Project Bulletin #1 from Joan Nestle, Dec 20, 1997
Note: Since I have stopped teaching, I have time for making lists and every time I talk to Morgan or Saskia or Max, we come up with a hundred ideas of things to do with the collection. These are my suggestions; please feel free to take off on them in any way. The more communal, the better. Just think, an annotated bibliography could be your first publication.
Project 1—Annotated bibliographies based on ethnicity, based on archives holdings (subject files, books, special collections, photographs, posters, etc)
African-American Lesbians
Latina Lesbians
Jewish Lesbians
Asian Lesbians
Italian Lesbians
Irish Lesbians
Etc, etc.
Purpose: to make archives materials more accessible both for visitors and out of town researchers; to encourage more donations of material; to help us know what the collection holds. Can be published in newsletter, or on our web site and as a bibliographic pamphlet to be at archives or mailed out.
Example: attached [I do not have this attachment in my papers, but if my memory serves me, it was a beginning bibliography on our materials on African-American lesbians]
Project 2—The Lesbian Century Scroll. For every day in the 20th century, we will find a lesbian event, person, publication, etc. Eventually to be published perhaps with graphics. A communal project for everyone at the archives including visitors. We can get a large roll of white paper, draw columns for the years and start filling in. Pull a book off the shelf and write in title, author, publisher, year; go through a journal, etc. I suggest we start with years, than move to months, then days. Our goal could be to be finished by the year 2000. All entries will be entered into the computer as well. I have started the gathering of yearly events.
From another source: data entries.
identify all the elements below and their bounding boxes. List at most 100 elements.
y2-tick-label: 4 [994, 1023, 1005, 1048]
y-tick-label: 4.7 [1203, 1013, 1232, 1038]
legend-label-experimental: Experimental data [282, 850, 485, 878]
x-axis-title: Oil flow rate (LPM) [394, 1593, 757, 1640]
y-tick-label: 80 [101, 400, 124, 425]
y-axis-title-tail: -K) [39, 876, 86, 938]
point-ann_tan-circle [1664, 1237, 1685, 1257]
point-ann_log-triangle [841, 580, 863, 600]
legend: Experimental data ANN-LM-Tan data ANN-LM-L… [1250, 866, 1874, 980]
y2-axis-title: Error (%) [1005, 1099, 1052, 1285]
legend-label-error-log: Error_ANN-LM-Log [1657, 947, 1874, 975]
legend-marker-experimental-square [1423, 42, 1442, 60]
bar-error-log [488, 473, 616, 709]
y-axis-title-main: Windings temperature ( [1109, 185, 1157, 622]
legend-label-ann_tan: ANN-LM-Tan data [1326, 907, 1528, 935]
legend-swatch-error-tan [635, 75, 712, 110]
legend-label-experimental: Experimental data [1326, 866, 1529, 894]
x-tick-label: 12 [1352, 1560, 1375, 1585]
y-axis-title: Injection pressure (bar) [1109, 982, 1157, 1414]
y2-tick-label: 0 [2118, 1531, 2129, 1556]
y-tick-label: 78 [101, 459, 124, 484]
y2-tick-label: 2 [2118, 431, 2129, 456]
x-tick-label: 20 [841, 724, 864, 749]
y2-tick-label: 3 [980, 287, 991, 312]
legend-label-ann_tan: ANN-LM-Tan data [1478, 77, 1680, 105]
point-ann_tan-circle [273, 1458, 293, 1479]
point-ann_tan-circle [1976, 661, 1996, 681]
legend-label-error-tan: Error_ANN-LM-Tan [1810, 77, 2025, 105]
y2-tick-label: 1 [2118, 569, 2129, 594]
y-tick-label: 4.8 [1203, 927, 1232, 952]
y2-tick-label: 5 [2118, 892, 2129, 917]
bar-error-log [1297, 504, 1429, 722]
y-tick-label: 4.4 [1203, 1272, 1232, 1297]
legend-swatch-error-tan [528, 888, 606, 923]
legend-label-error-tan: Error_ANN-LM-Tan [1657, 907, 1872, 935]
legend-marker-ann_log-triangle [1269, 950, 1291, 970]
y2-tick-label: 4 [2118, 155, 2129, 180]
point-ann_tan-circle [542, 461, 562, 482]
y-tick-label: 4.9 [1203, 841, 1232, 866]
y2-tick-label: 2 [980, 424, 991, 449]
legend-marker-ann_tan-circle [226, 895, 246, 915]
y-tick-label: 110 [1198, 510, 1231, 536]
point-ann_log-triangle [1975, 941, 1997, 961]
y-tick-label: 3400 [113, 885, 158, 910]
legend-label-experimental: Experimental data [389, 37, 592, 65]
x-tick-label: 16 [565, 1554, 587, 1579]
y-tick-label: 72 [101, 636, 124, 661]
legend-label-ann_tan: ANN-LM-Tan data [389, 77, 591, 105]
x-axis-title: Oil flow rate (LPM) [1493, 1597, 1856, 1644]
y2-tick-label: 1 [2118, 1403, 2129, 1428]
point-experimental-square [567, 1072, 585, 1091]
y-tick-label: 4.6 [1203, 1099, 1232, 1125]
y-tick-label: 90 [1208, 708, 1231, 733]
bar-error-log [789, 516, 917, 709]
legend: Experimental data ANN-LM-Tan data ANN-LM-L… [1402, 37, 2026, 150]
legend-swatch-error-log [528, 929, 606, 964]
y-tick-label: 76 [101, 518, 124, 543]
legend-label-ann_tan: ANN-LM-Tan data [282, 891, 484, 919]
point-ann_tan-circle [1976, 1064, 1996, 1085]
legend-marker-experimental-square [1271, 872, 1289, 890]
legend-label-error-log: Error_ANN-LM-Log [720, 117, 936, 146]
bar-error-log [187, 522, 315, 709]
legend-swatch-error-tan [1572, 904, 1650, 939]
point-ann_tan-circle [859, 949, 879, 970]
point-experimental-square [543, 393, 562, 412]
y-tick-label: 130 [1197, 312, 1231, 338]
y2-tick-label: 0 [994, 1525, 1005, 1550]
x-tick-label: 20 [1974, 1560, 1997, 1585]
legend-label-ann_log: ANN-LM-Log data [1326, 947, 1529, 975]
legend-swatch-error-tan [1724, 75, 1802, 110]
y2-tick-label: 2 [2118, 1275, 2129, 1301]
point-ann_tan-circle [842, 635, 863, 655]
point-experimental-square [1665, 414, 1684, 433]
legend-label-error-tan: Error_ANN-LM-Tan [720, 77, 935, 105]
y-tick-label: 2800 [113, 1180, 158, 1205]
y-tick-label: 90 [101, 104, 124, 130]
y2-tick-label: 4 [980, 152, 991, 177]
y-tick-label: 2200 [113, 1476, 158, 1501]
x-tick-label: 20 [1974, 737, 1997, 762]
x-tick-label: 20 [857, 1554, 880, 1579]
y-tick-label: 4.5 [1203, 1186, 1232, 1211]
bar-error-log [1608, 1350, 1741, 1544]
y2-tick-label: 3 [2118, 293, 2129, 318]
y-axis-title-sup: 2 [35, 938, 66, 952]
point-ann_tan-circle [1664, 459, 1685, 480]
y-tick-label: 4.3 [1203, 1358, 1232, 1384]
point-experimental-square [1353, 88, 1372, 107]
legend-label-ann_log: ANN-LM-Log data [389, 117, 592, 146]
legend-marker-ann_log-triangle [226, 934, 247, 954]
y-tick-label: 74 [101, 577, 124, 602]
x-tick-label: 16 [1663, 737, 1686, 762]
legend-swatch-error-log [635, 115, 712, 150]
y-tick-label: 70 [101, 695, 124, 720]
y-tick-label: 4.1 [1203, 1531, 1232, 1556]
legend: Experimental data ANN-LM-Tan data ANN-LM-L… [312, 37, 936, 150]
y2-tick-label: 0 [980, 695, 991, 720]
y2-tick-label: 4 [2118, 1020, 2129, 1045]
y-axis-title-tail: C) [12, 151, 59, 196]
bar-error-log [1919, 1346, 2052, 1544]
Years accounted for: 1900-1903, 1904, 1907-1909, 1911-12, 1914-16, 1918-23, 1926, 1928-1930, 1932-37, 1939, 1940, 1942, 1947, 1949, 1950, 1952-58, 1960, 1963-4, 1966-7, 1969
I stopped at the 70s because there was so much—but go ahead! I keep a list in a little black book.
Method: I have been going through books like Jeanette Foster’s Sex Variant Women. Still to be tackled Jonathan Katz’s Gay American History. I put on a 3x4 note card, the year (month and day if possible), the event (book published, meeting held, law passed, scandal…) and source of information. We can all decide how to do this at the archives.
Purpose: to show the continuity of the lesbian presence, in all its differences, in the 20th century, to get us all involved in mapping our history, to discover interesting connections, to publish in whatever form we deem, to have fun!
In 1996, I had been diagnosed with colon cancer and this thinking of LHA projects helped me endure the treatment. They are still hanging in the air of the possible for others to think about.